Une qualité très variable pour ce Blu-Ray. Côté documentaire, rien à dire, les images récentes affichent une belle définition. Le résultat est plus discutable cependant pour les archives et principalement celles du ballet, qui souffrent d'une qualité franchement passable, avec de nombreux pépins : blancs hyper-saturés, manque de détail et images qui sautent. Une qualité qui donne parfois l'impression de regarder un gala filmé sur caméscope depuis les gradins. Dommage, d'autant que le ballet a été rejoué très régulièrement depuis sa création et que le documentaire montre des répétitions récentes qui auraient pu être proposées en bonus ou intégrées plus longuement dans le documentaire.

7
10
son

Il faudra se contenter d'une piste 2.0 pour le documentaire comme pour le ballet.

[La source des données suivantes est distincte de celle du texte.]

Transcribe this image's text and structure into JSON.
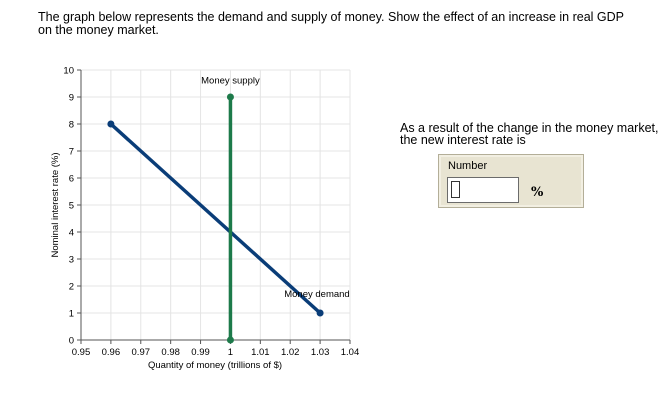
{
  "question": "The graph below represents the demand and supply of money. Show the effect of an increase in real GDP on the money market.",
  "answer": {
    "prompt": "As a result of the change in the money market, the new interest rate is",
    "label": "Number",
    "value": "",
    "unit": "%"
  },
  "colors": {
    "demand": "#0a3d78",
    "supply": "#1d7a4a",
    "grid": "#e4e4e4",
    "axis": "#555555"
  },
  "chart_data": {
    "type": "line",
    "xlabel": "Quantity of money (trillions of $)",
    "ylabel": "Nominal interest rate (%)",
    "xlim": [
      0.95,
      1.04
    ],
    "ylim": [
      0,
      10
    ],
    "x_ticks": [
      "0.95",
      "0.96",
      "0.97",
      "0.98",
      "0.99",
      "1",
      "1.01",
      "1.02",
      "1.03",
      "1.04"
    ],
    "y_ticks": [
      "0",
      "1",
      "2",
      "3",
      "4",
      "5",
      "6",
      "7",
      "8",
      "9",
      "10"
    ],
    "grid": true,
    "series": [
      {
        "name": "Money demand",
        "x": [
          0.96,
          1.03
        ],
        "y": [
          8,
          1
        ],
        "color": "#0a3d78",
        "endpoints": true
      },
      {
        "name": "Money supply",
        "x": [
          1,
          1
        ],
        "y": [
          0,
          9
        ],
        "color": "#1d7a4a",
        "endpoints": true
      }
    ],
    "annotations": [
      {
        "text": "Money supply",
        "x": 1,
        "y": 9.5,
        "anchor": "middle"
      },
      {
        "text": "Money demand",
        "x": 1.018,
        "y": 1.6,
        "anchor": "start"
      }
    ]
  }
}
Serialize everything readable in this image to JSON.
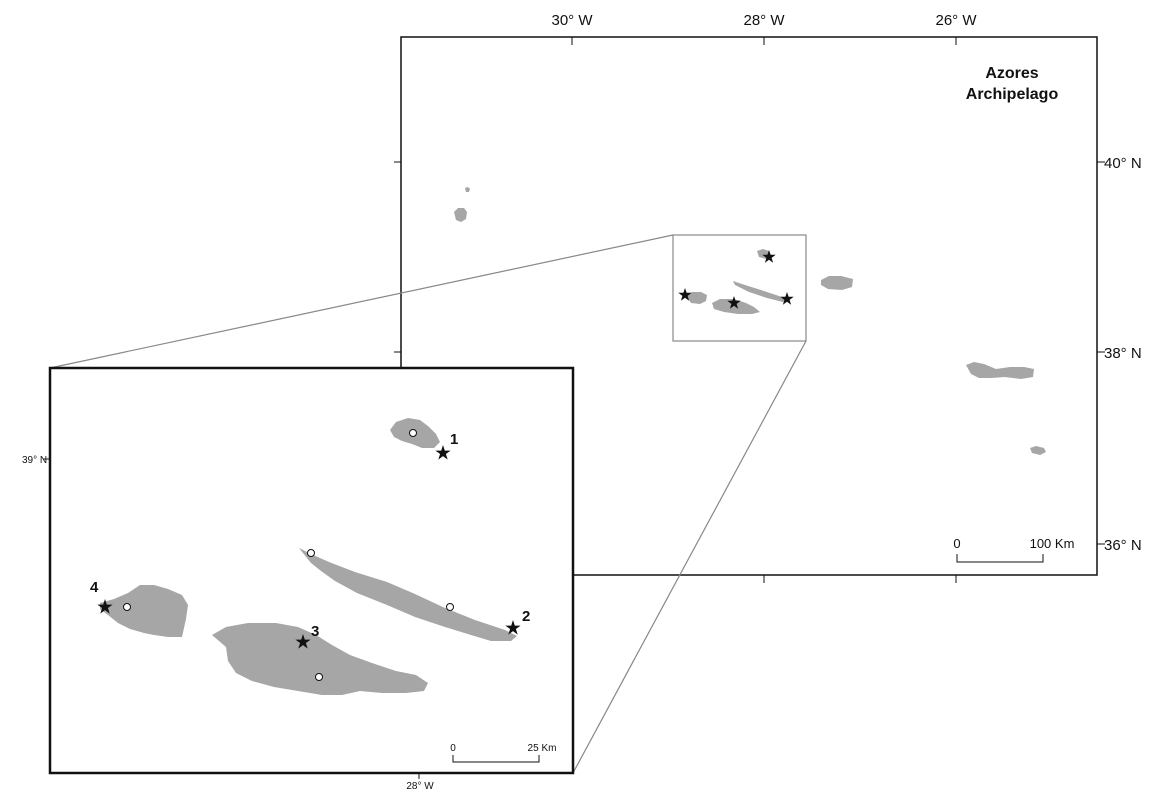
{
  "main_map": {
    "title_line1": "Azores",
    "title_line2": "Archipelago",
    "lon_labels": [
      "30° W",
      "28° W",
      "26° W"
    ],
    "lat_labels": [
      "40° N",
      "38° N",
      "36° N"
    ],
    "scale": {
      "zero": "0",
      "end": "100 Km"
    }
  },
  "inset_map": {
    "lat_label": "39° N",
    "lon_label": "28° W",
    "scale": {
      "zero": "0",
      "end": "25 Km"
    },
    "site_labels": [
      "1",
      "2",
      "3",
      "4"
    ]
  },
  "colors": {
    "land": "#a6a6a6",
    "frame": "#111111",
    "connector": "#888888"
  },
  "icons": {
    "site": "star-icon",
    "town": "circle-marker-icon"
  }
}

Rien de bien grave cependant car la qualité reste bonne et convient tout à fait pour apprécier le spectacle, principalement articulé autour d'extraits studio et live de la carrière de Queen.

3
10
bonus
- Making of (1997) (23')

En plus du combo ballet et documentaire, cette édition est également augmentée d'un making of du spectacle datant de l'année de sa création, 1997. Si l'intention est louable, difficile de ne pas y voir une totale redite par rapport au reste du Blu-Ray : on retrouve telles quelles des images de la captation à Lausanne et l'entretien donné à l'époque par Béjart, repris dans le documentaire principal. Reste des interviews d'époque avec les même intervenants (Brian May et Roger Taylor en tête) qui permettent de constater que tout ce petit monde n'avait pas grand-chose de plus à dire en 2017 qu'en 1997.